A 23ª vara Cível da Capital de Pernambuco julgou improcedente a ação revisional de uma beneficiária de plano de saúde que questionava reajustes por mudança de faixa etária. A decisão reafirmou a validade dos reajustes quando há previsão contratual e equilíbrio econômico-financeiro do contrato.
A perícia atuarial concluiu que os índices aplicados pela operadora foram moderados e significativamente inferiores aos previstos pela base técnica do produto. Segundo o laudo, a ausência de recomposição das mensalidades poderia comprometer o equilíbrio da carteira e o funcionamento do plano.
No âmbito processual, a autora alegou abusividade dos aumentos desde 2017, afirmando violação a limites da ANS e ao CDC, além de requerer suspensão dos reajustes, revisão de mensalidades e devolução de valores. A operadora sustenta a legalidade dos reajustes com amparo na nota técnica atuarial.

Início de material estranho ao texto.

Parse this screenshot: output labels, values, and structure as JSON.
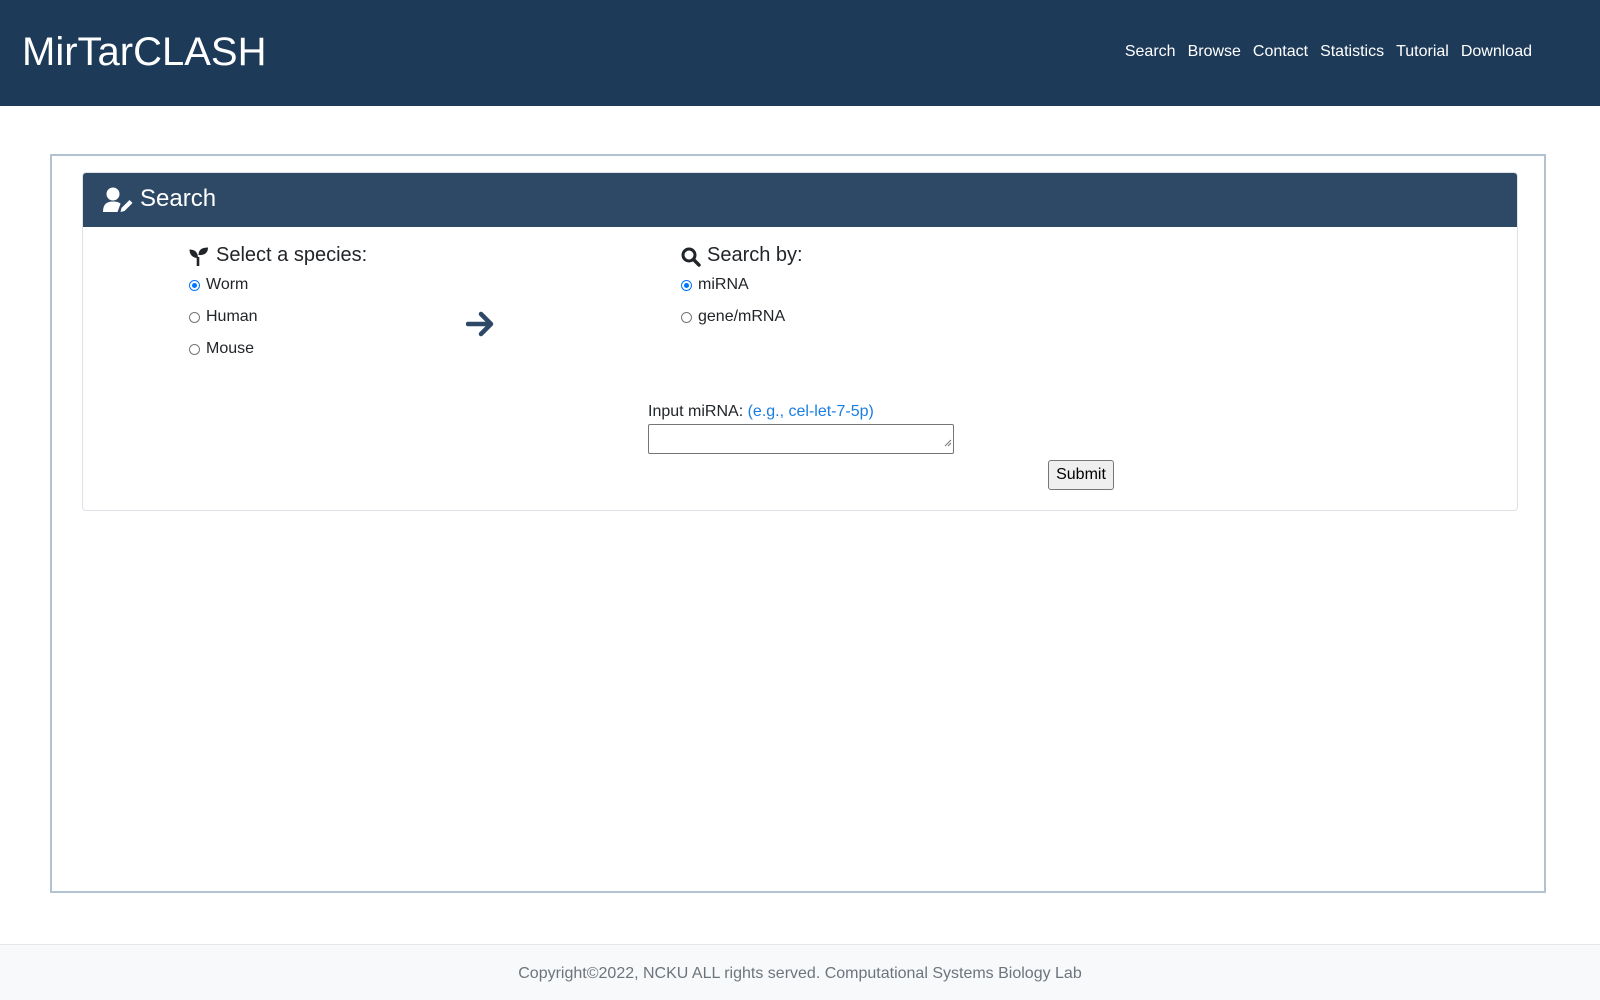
{
  "header": {
    "brand": "MirTarCLASH",
    "nav": [
      "Search",
      "Browse",
      "Contact",
      "Statistics",
      "Tutorial",
      "Download"
    ]
  },
  "card": {
    "title": "Search",
    "title_icon": "user-edit-icon"
  },
  "species": {
    "title": "Select a species:",
    "icon": "seedling-icon",
    "options": [
      "Worm",
      "Human",
      "Mouse"
    ],
    "selected": "Worm"
  },
  "search_by": {
    "title": "Search by:",
    "icon": "magnifier-icon",
    "options": [
      "miRNA",
      "gene/mRNA"
    ],
    "selected": "miRNA"
  },
  "arrow_icon": "arrow-right-icon",
  "input": {
    "label": "Input miRNA:",
    "hint": "(e.g., cel-let-7-5p)",
    "value": ""
  },
  "submit_label": "Submit",
  "footer": {
    "text": "Copyright©2022, NCKU ALL rights served. Computational Systems Biology Lab"
  },
  "colors": {
    "header_bg": "#1d3a58",
    "card_header_bg": "#2e4966",
    "accent_blue": "#0075ff",
    "hint_link": "#1a7de4"
  }
}
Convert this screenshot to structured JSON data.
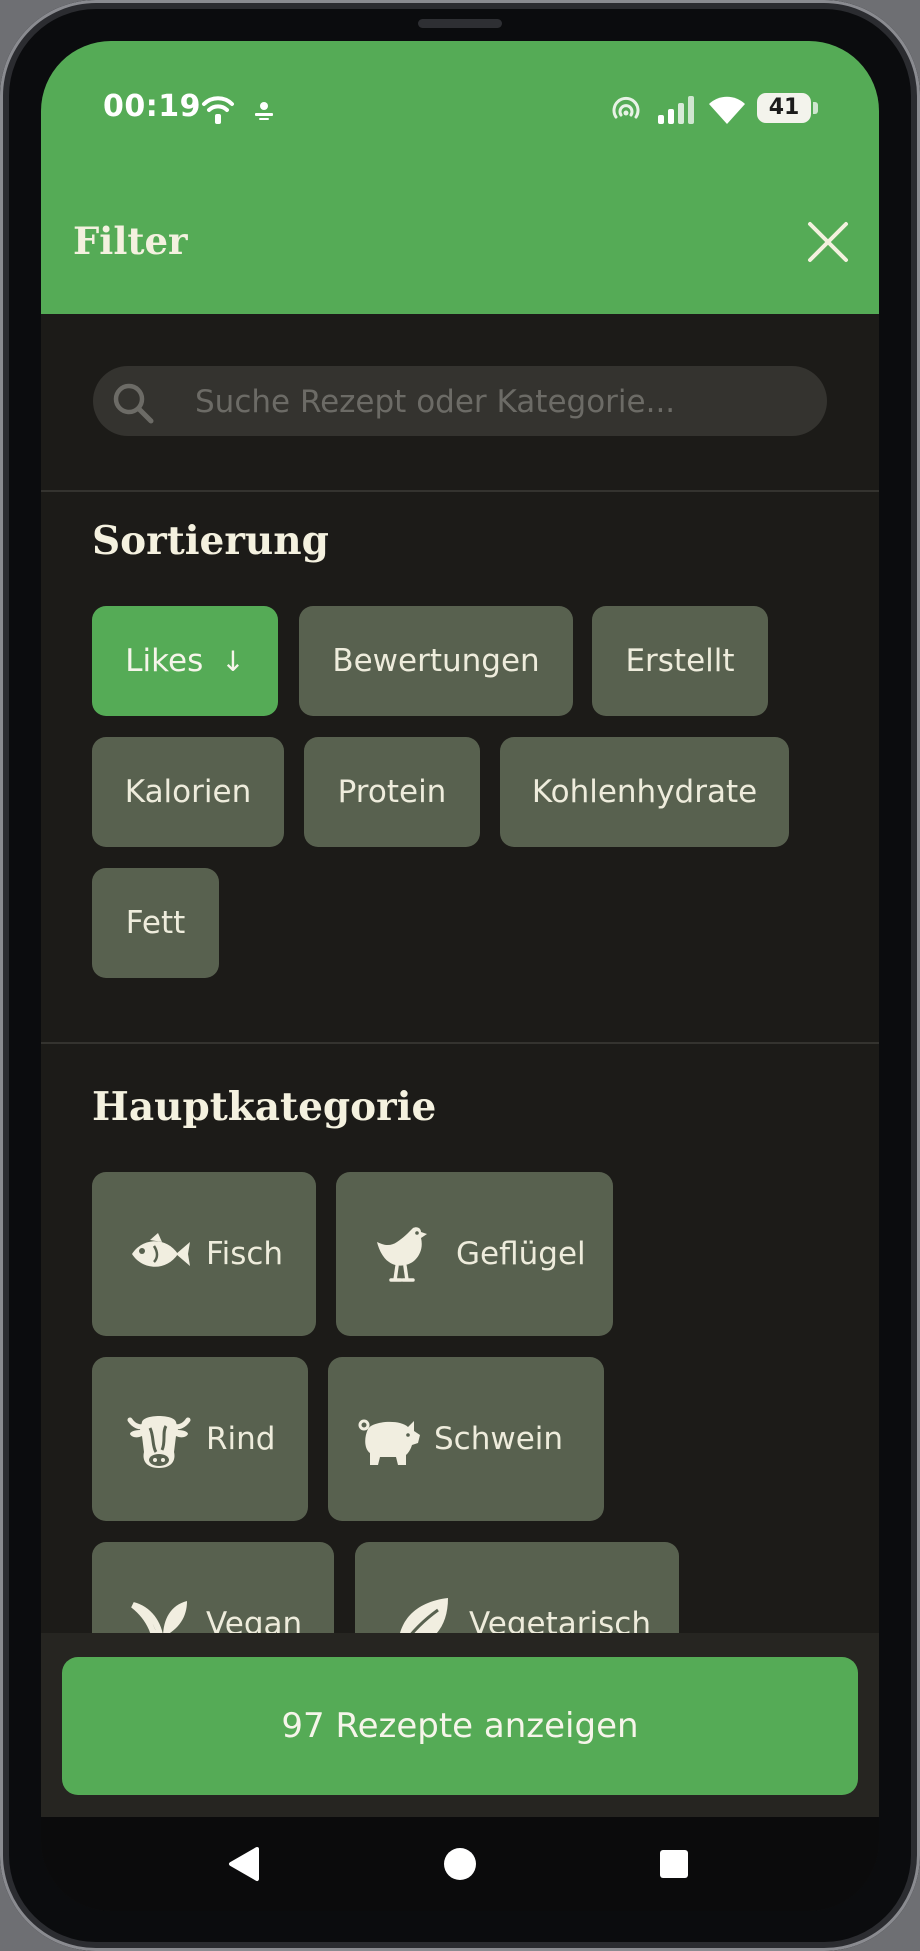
{
  "status_bar": {
    "time": "00:19",
    "battery": "41"
  },
  "header": {
    "title": "Filter"
  },
  "search": {
    "placeholder": "Suche Rezept oder Kategorie..."
  },
  "sorting": {
    "title": "Sortierung",
    "chips": [
      {
        "label": "Likes",
        "active": true,
        "arrow": "↓"
      },
      {
        "label": "Bewertungen"
      },
      {
        "label": "Erstellt"
      },
      {
        "label": "Kalorien"
      },
      {
        "label": "Protein"
      },
      {
        "label": "Kohlenhydrate"
      },
      {
        "label": "Fett"
      }
    ]
  },
  "main_category": {
    "title": "Hauptkategorie",
    "items": [
      {
        "label": "Fisch",
        "icon": "fish-icon"
      },
      {
        "label": "Geflügel",
        "icon": "chicken-icon"
      },
      {
        "label": "Rind",
        "icon": "cow-icon"
      },
      {
        "label": "Schwein",
        "icon": "pig-icon"
      },
      {
        "label": "Vegan",
        "icon": "sprout-icon"
      },
      {
        "label": "Vegetarisch",
        "icon": "leaf-icon"
      }
    ]
  },
  "footer": {
    "cta_label": "97 Rezepte anzeigen"
  },
  "colors": {
    "accent": "#55ab56",
    "chip": "#58614f",
    "background": "#1c1b18",
    "text": "#f4f1df"
  }
}
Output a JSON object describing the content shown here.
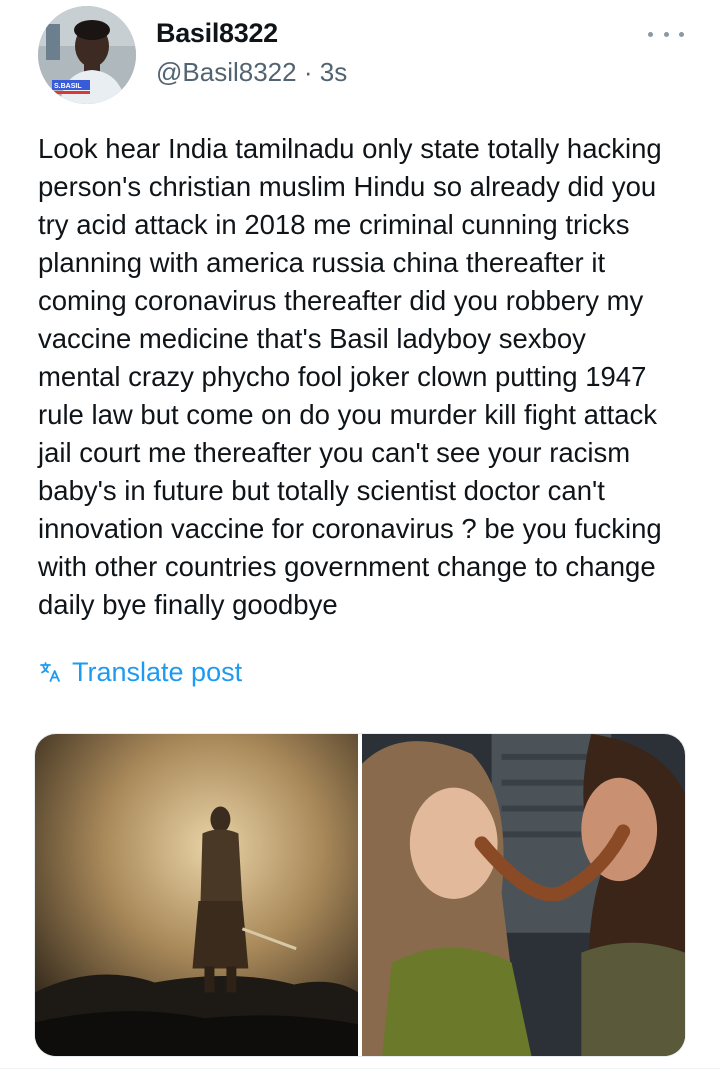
{
  "user": {
    "display_name": "Basil8322",
    "handle": "@Basil8322",
    "separator": "·",
    "time": "3s",
    "avatar_caption": "S.BASIL"
  },
  "post": {
    "lines": [
      "Look hear India tamilnadu only state totally hacking",
      "person's christian muslim Hindu so already did you",
      "try acid attack in 2018 me criminal cunning tricks",
      "planning with america russia china thereafter it",
      "coming coronavirus thereafter did you robbery my",
      "vaccine medicine that's Basil ladyboy sexboy",
      "mental crazy phycho fool joker clown putting 1947",
      "rule law but come on do you murder kill fight attack",
      "jail court me thereafter you can't see your racism",
      "baby's in future but totally scientist doctor can't",
      "innovation vaccine for coronavirus ? be you fucking",
      "with other countries government change to change",
      "daily bye finally goodbye"
    ],
    "translate_label": "Translate post"
  },
  "icons": {
    "more": "more-dots-icon",
    "translate": "translate-icon"
  },
  "colors": {
    "text": "#0f1419",
    "secondary": "#536471",
    "link": "#1d9bf0"
  }
}
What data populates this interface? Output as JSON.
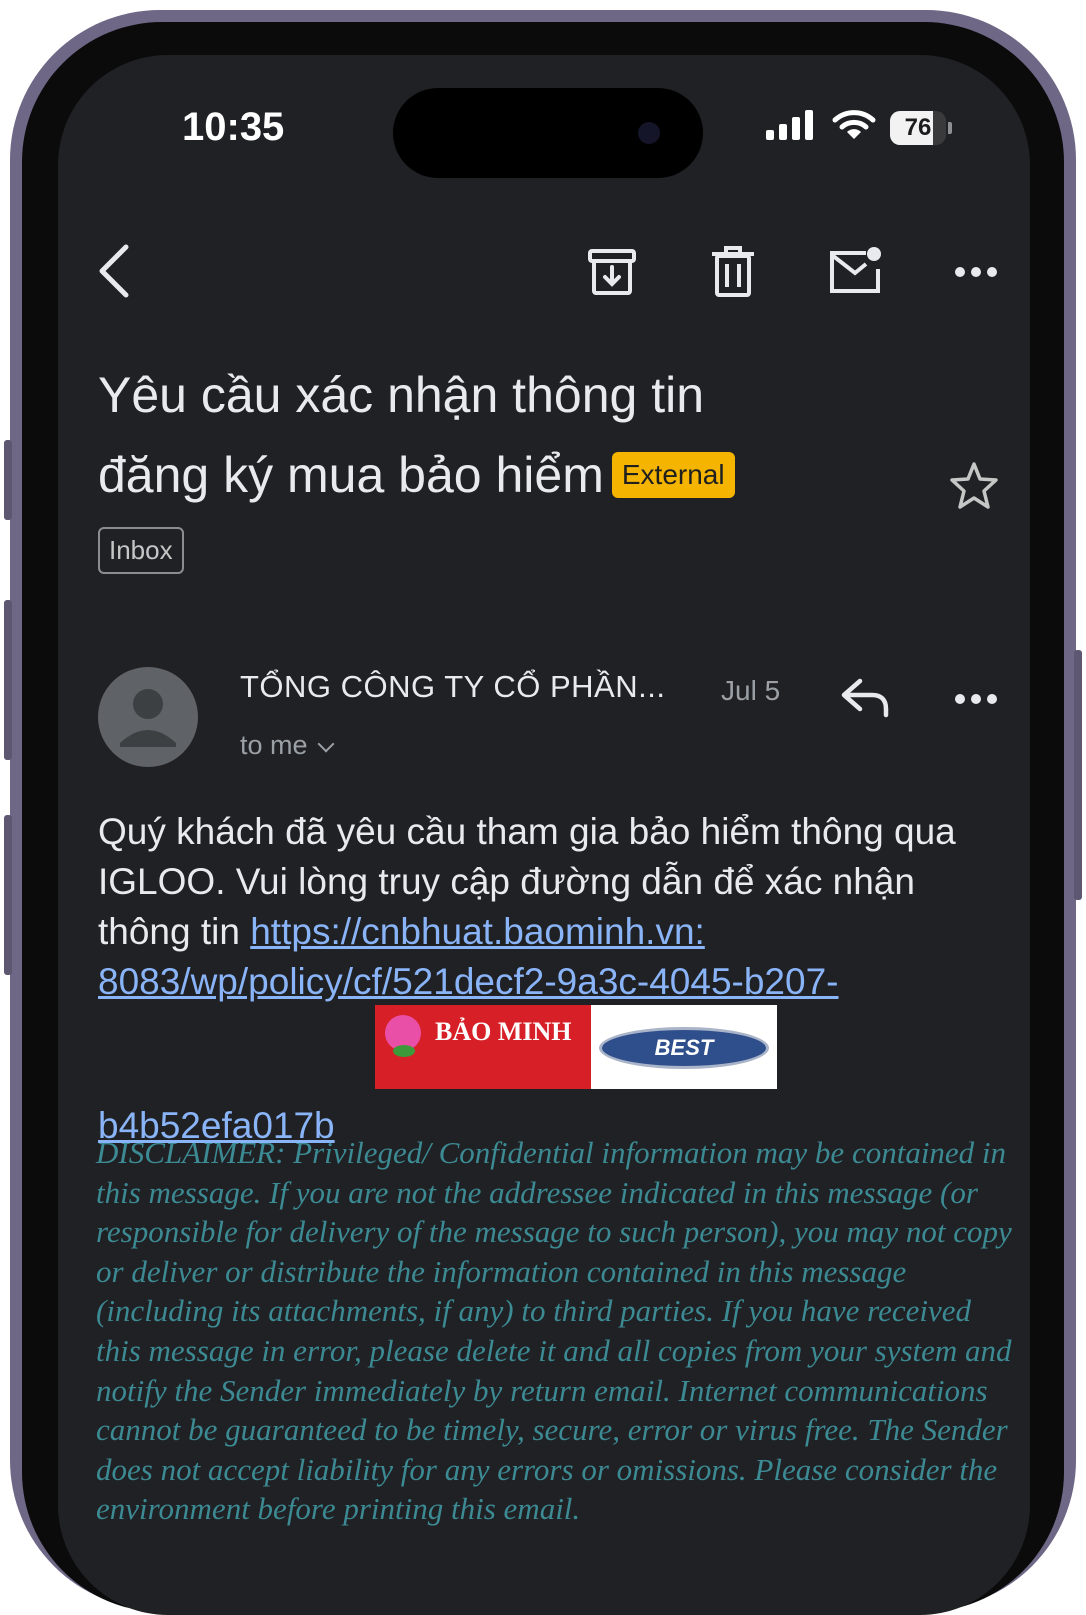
{
  "status_bar": {
    "time": "10:35",
    "battery": "76",
    "battery_level": 0.76,
    "icons": [
      "cellular-signal-icon",
      "wifi-icon",
      "battery-icon"
    ]
  },
  "toolbar": {
    "icons": [
      "back-arrow-icon",
      "archive-icon",
      "trash-icon",
      "mark-unread-icon",
      "more-icon"
    ]
  },
  "email": {
    "subject_line1": "Yêu cầu xác nhận thông tin",
    "subject_line2": "đăng ký mua bảo hiểm",
    "external_label": "External",
    "label": "Inbox",
    "sender": "TỔNG CÔNG TY CỔ PHẦN...",
    "date": "Jul 5",
    "recipient": "to me",
    "body_text": "Quý khách đã yêu cầu tham gia bảo hiểm thông qua IGLOO. Vui lòng truy cập đường dẫn để xác nhận thông tin ",
    "link_part1": "https://cnbhuat.baominh.vn:",
    "link_part2": "8083/wp/policy/cf/521decf2-9a3c-4045-b207-",
    "link_part3": "b4b52efa017b",
    "logo_text": "BẢO MINH",
    "badge_text": "BEST",
    "disclaimer": "DISCLAIMER: Privileged/ Confidential information may be contained in this message. If you are not the addressee indicated in this message (or responsible for delivery of the message to such person), you may not copy or deliver or distribute the information contained in this message (including its attachments, if any) to third parties. If you have received this message in error, please delete it and all copies from your system and notify the Sender immediately by return email. Internet communications cannot be guaranteed to be timely, secure, error or virus free. The Sender does not accept liability for any errors or omissions. Please consider the environment before printing this email."
  },
  "colors": {
    "background": "#202124",
    "external_badge": "#f4b400",
    "link": "#8ab4f8",
    "disclaimer": "#3c8a93"
  }
}
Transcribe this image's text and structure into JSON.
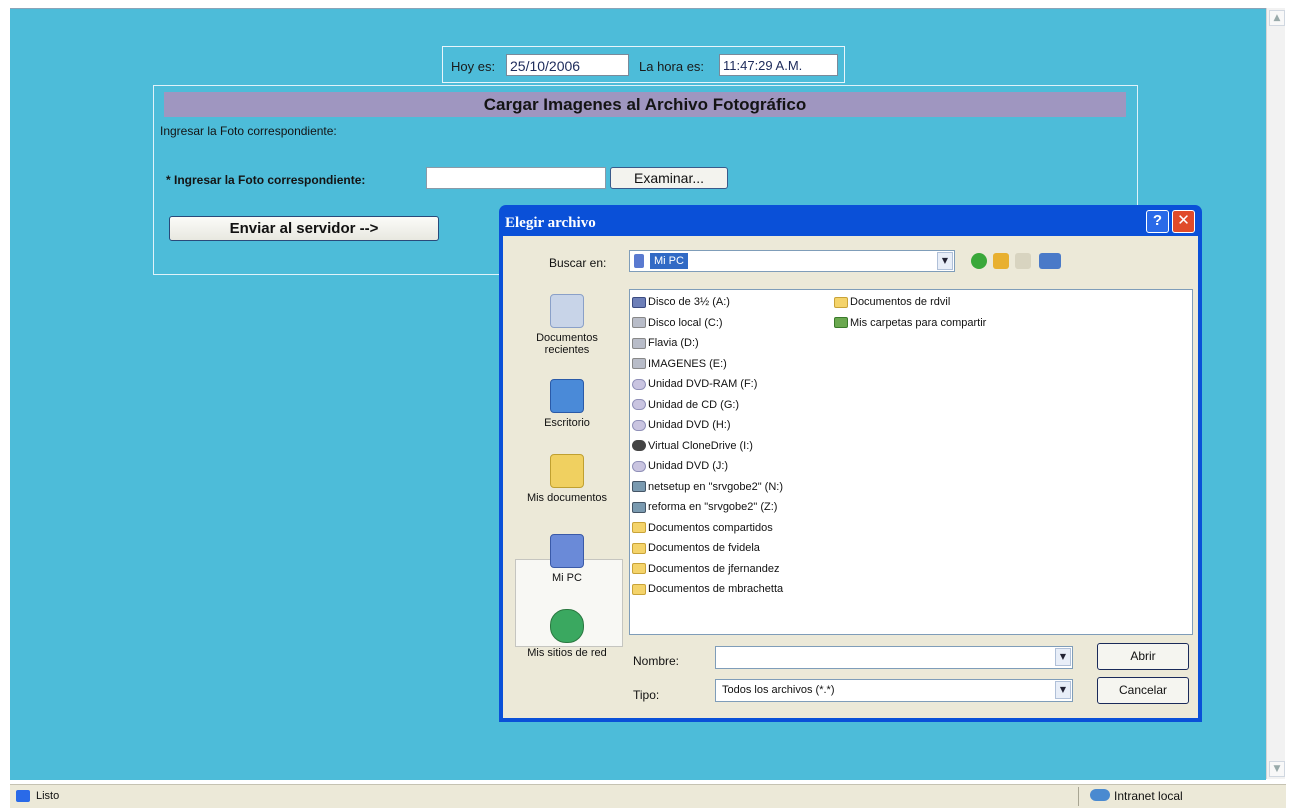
{
  "datetime": {
    "today_label": "Hoy es:",
    "today_value": "25/10/2006",
    "time_label": "La hora es:",
    "time_value": "11:47:29 A.M."
  },
  "form": {
    "title": "Cargar Imagenes al Archivo Fotográfico",
    "intro": "Ingresar la Foto correspondiente:",
    "file_label": "* Ingresar la Foto correspondiente:",
    "file_value": "",
    "browse_label": "Examinar...",
    "send_label": "Enviar al servidor -->"
  },
  "dialog": {
    "title": "Elegir archivo",
    "help": "?",
    "close": "✕",
    "look_in_label": "Buscar en:",
    "look_in_value": "Mi PC",
    "places": [
      {
        "label": "Documentos recientes",
        "icon": "recent-documents-icon"
      },
      {
        "label": "Escritorio",
        "icon": "desktop-icon"
      },
      {
        "label": "Mis documentos",
        "icon": "my-documents-icon"
      },
      {
        "label": "Mi PC",
        "icon": "my-computer-icon"
      },
      {
        "label": "Mis sitios de red",
        "icon": "network-places-icon"
      }
    ],
    "items_col1": [
      {
        "label": "Disco de 3½ (A:)",
        "icon": "floppy"
      },
      {
        "label": "Disco local (C:)",
        "icon": "drive"
      },
      {
        "label": "Flavia (D:)",
        "icon": "drive"
      },
      {
        "label": "IMAGENES (E:)",
        "icon": "drive"
      },
      {
        "label": "Unidad DVD-RAM (F:)",
        "icon": "cd"
      },
      {
        "label": "Unidad de CD (G:)",
        "icon": "cd"
      },
      {
        "label": "Unidad DVD (H:)",
        "icon": "cd"
      },
      {
        "label": "Virtual CloneDrive (I:)",
        "icon": "virtual"
      },
      {
        "label": "Unidad DVD (J:)",
        "icon": "cd"
      },
      {
        "label": "netsetup en \"srvgobe2\" (N:)",
        "icon": "net"
      },
      {
        "label": "reforma en \"srvgobe2\" (Z:)",
        "icon": "net"
      },
      {
        "label": "Documentos compartidos",
        "icon": "folder"
      },
      {
        "label": "Documentos de fvidela",
        "icon": "folder"
      },
      {
        "label": "Documentos de jfernandez",
        "icon": "folder"
      },
      {
        "label": "Documentos de mbrachetta",
        "icon": "folder"
      }
    ],
    "items_col2": [
      {
        "label": "Documentos de rdvil",
        "icon": "folder"
      },
      {
        "label": "Mis carpetas para compartir",
        "icon": "share"
      }
    ],
    "name_label": "Nombre:",
    "name_value": "",
    "type_label": "Tipo:",
    "type_value": "Todos los archivos (*.*)",
    "open_label": "Abrir",
    "cancel_label": "Cancelar"
  },
  "statusbar": {
    "status": "Listo",
    "zone": "Intranet local"
  }
}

O magistrado citou o Tema 952 do STJ, que estabelece validade de reajuste por faixa etária quando presentes previsão contratual, observância regulatória e ausência de desarrazoados. A decisão destacou que a autora não comprovou a abusividade, limitando-se a cálculos unilaterais que não superaram a prova técnica.
Ainda segundo a sentença, o princípio do mutualismo exige compartilhamento de custos entre beneficiários, tornando os reajustes necessários para a sustentabilidade do sistema. Assim, houve confirmação da regularidade dos aumentos e rejeição dos pedidos da autora, com condenação ao pagamento de custas e honorários.
Advogados da operadora, Thiago Pessoa e Victor Andrada, do escritório Queiroz Cavalcanti Advocacia, atuaram na defesa. O processo foi registrado sob o número 0060696-38.2018.8.17.2001.